Чезаре вырвался из её рук с угрожающим жестом.
— Убей и свою мать! — крикнула она ему вслед. — Тогда ты ни в чём не уступишь своему подобию, и христианский мир увидит второго Нерона!..
Но Чезаре не слышал её слов, потому что в это время спускался с лестницы.
Страх, наводимый Чезаре на всю Италию, был настолько велик, что никто не решился открыто обвинять его. Графа Джьованни похоронили без всякой торжественности в церкви св. Петра. Хотя сам Чезаре объявил, что приказал убить своего зятя из-за того, что Джьованни покушался на его жизнь; но и это злодеяние не имело для него никаких последствий. Быть может, папа принял бы какие-либо меры, чтобы предупредить убийство, если бы заранее знал об этом, но теперь, когда факт совершился, он ничем не выразил своего неудовольствия, потому что сам боялся насилия со стороны Чезаре.

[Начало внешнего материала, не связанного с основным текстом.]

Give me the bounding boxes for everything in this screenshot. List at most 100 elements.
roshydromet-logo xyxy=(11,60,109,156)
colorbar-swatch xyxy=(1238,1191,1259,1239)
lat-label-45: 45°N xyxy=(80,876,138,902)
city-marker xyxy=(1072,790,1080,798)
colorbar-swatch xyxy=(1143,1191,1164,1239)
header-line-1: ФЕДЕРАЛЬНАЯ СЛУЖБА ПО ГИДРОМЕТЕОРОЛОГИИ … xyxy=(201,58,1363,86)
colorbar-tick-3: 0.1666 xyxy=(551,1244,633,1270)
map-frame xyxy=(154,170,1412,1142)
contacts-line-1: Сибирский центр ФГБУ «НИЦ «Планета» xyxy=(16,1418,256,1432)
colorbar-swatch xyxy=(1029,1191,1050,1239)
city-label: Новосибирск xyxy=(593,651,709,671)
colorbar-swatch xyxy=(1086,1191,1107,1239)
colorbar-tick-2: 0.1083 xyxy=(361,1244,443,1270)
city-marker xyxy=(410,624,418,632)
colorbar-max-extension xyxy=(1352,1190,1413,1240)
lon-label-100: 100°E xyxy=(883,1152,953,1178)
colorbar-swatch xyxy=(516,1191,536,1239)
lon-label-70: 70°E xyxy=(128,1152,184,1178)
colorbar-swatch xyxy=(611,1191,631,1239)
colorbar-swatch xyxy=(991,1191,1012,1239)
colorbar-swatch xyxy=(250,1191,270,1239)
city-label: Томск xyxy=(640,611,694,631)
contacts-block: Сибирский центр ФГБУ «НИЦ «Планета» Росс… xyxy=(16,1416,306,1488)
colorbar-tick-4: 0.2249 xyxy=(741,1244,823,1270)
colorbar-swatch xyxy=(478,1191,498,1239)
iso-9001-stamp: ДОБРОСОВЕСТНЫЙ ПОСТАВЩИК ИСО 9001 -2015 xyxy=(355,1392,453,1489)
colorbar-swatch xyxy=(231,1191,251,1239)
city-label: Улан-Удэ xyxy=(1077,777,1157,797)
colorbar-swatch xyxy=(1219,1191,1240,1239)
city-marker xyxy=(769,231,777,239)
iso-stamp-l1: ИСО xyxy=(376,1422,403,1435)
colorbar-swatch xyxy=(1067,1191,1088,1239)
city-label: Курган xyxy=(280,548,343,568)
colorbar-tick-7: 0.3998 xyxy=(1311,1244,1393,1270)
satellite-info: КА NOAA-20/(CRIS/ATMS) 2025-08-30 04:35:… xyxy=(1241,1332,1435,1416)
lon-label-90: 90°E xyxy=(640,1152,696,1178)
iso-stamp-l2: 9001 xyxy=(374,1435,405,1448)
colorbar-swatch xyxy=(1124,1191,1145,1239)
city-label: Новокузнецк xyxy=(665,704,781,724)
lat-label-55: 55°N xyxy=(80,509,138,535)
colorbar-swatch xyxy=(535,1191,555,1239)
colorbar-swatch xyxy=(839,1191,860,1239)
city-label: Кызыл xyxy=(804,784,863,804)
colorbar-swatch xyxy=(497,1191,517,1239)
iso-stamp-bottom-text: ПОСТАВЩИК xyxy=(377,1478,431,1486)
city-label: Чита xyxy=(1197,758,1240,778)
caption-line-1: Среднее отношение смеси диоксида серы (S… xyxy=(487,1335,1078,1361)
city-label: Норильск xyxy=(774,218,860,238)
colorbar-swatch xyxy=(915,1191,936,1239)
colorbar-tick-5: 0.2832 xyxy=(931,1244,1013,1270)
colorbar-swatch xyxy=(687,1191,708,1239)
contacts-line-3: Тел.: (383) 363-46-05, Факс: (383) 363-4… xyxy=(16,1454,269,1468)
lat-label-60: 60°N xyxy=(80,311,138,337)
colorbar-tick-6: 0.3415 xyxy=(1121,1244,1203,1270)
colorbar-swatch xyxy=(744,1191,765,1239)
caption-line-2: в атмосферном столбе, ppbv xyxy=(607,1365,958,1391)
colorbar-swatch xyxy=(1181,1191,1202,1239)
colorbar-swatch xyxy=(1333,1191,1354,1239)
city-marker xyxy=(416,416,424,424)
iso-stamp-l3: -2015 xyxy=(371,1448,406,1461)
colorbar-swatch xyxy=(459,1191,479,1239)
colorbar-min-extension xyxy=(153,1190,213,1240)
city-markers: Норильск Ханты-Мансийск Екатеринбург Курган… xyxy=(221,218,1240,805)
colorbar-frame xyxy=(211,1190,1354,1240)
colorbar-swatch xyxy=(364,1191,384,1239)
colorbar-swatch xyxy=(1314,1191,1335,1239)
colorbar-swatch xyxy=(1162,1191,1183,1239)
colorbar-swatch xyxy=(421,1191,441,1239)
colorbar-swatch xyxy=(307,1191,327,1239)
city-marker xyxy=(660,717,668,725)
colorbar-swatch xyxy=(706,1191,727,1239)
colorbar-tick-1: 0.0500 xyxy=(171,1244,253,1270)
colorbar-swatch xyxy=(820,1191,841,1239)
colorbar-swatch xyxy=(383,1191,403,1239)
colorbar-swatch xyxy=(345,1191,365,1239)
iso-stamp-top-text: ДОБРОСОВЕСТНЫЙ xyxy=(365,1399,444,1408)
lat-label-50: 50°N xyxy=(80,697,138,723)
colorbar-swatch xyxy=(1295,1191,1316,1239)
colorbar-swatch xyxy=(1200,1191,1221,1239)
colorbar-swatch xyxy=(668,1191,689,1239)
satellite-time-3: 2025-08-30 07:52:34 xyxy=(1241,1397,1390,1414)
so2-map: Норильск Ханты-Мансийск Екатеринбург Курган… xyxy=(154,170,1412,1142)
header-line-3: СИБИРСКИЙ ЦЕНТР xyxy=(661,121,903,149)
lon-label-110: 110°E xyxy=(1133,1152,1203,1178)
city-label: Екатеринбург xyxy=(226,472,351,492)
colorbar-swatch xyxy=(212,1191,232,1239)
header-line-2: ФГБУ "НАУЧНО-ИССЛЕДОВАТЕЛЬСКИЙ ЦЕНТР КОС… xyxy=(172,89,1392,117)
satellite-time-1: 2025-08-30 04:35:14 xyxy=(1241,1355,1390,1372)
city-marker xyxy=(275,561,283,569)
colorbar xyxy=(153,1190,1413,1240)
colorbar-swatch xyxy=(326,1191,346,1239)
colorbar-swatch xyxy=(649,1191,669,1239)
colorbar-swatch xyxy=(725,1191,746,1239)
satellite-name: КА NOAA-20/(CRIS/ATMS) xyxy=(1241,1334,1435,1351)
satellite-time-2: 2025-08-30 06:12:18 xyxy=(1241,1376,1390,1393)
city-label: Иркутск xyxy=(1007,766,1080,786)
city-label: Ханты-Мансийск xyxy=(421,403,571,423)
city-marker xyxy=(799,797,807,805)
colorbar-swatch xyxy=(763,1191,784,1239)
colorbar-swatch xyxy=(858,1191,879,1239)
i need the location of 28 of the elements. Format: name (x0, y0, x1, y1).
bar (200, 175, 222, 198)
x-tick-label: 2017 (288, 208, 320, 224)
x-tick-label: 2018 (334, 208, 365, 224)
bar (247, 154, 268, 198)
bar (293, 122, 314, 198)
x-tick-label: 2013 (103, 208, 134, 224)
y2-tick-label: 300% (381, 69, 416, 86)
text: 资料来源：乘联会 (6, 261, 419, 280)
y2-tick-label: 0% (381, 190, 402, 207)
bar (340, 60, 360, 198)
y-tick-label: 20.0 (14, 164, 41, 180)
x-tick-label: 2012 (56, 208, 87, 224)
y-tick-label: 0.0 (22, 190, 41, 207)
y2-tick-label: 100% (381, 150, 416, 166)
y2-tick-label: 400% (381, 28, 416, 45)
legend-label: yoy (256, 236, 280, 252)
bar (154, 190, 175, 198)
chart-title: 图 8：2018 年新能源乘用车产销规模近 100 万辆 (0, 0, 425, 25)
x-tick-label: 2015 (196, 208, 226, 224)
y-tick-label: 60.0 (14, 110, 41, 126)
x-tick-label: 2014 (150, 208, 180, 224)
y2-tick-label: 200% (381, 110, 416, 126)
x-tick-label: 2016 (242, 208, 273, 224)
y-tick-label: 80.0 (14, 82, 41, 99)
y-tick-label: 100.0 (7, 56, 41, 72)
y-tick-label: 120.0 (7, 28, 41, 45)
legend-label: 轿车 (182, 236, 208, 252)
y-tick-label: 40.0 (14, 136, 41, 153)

Лукрецию вынесли в бесчувственном состоянии из комнаты, где лежало безжизненное тело её мужа. Она опасно заболела и в минуты, когда сознание возвращалось к ней, молила Бога, чтобы смерть вновь соединила её с Джьованни. Папа часто навещал свою дочь; когда молодость взяла своё и наступило выздоровление, он беспрекословно дозволил ей, согласно её просьбе, уехать из Рима, чтобы оплакивать своё горе в уединении.
Она не в состоянии была оставаться долее в Ватикане, где Чезаре, не обращая внимания на горе сестры, хладнокровно занимался устройством своих дел, вербовал солдат и совещался со своими агентами. Но так как ему прежде всего необходимы были деньги, то он открыто продавал церковные должности; и нашлось немало прелатов, которые не стыдились принять кардинальскую шапку из его окровавленных рук.